前記ウイルスベクターが、ＡＡＶｒｈ９１のカプシド又はその機能的バリアントを有す
るｒＡＡＶである、請求項１～３７のいずれか一項に記載のウイルスベクター。
前記ウイルスベクターが、ＡＡＶ３Ｂ．ＡＲ２．１２のカプシド又はその機能的バリアントを有するｒＡＡＶである、請求項１～３７のいずれか一項に記載のウイルスベクター。
前記ウイルスベクターが、ＡＡＶ９、ＡＡＶｒｈ６４Ｒ１、ＡＡＶｈｕ３７、又はＡＡＶｒｈ１０から選択されるカプシドを有するｒＡＡＶである、請求項１～３７のいずれか一項に記載のウイルスベクター。
水性液体と、請求項１～４１のいずれか一項に記載のウイルスベクターとを含む、ネコの代謝性疾患の治療に使用するのに好適な薬学的組成物。
代謝性疾患、任意選択的に糖尿病を有するネコ対象を治療するための方法において使用するための、請求項１～４１のいずれか一項に記載のウイルスベクター、又は請求項４２に記載の薬学的組成物。
代謝性疾患、任意選択的に糖尿病を有するネコ対象を治療するための医薬の製造における、請求項１～４１のいずれか一項に記載のウイルスベクター又は請求項４２に記載の薬学的組成物の使用。
前記組成物が、１×１０^９ＧＣ／ｋｇ～３×１０^１３ＧＣ／ｋｇの用量の前記ｒＡＡＶで前記ネコ対象に投与されるように製剤化され、かつ／又は前記ｒＡＡＶが筋肉内又は静脈内に送達される、請求項４３又は４４に記載のウイルスベクター又は使用。
代謝性疾患を有するネコ対象を治療する方法であって、前記ネコ対象に、有効量の請求項１～４１のいずれか一項に記載のウイルスベクター又は請求項４２に記載の薬学的組成物を投与することを含む、方法。

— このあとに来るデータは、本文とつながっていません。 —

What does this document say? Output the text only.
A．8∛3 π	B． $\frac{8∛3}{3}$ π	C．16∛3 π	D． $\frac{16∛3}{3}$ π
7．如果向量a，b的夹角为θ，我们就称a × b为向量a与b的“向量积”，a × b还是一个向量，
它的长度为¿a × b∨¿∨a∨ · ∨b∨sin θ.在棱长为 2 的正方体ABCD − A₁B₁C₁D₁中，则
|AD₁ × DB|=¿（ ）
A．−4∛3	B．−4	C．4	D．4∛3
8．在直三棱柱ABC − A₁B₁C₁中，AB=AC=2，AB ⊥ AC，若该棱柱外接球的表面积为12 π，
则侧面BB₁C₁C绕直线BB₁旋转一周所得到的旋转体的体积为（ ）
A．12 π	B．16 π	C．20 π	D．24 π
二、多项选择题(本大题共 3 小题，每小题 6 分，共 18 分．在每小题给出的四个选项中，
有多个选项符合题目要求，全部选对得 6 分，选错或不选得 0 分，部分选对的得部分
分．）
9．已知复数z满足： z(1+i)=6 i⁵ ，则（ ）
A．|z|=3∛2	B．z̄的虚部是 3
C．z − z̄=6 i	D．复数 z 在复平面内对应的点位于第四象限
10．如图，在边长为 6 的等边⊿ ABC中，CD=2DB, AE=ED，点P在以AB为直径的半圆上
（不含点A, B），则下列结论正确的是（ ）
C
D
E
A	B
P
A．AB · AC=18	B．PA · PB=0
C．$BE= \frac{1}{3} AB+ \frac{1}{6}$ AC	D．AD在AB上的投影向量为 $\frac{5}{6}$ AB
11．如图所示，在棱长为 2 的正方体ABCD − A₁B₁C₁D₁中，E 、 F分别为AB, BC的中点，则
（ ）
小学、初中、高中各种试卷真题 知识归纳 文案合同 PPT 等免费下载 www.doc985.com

前記代謝性疾患が糖尿病である、請求項４６に記載の方法。
前記糖尿病がＩ型糖尿病である、請求項４７に記載の方法。
前記糖尿病がＩＩ型糖尿病である、請求項４７に記載の方法。
前記有効量が、静脈内に投与される、請求項４５～４９のいずれか一項に記載の方法。
前記有効量が、筋肉内に投与される、請求項４５～４９のいずれか一項に記載の方法。
前記有効量が、１×１０^９ＧＣ／ｋｇ～３×１０^１３ＧＣ／ｋｇ体重のｒＡＡＶである、請求項４５～５１のいずれか一項に記載の方法。
前記有効量が、１×１０^１０ＧＣ／ｋｇ～３×１０^１３ＧＣ体重のｒＡＡＶである、請求項４５～５１のいずれか一項に記載の方法。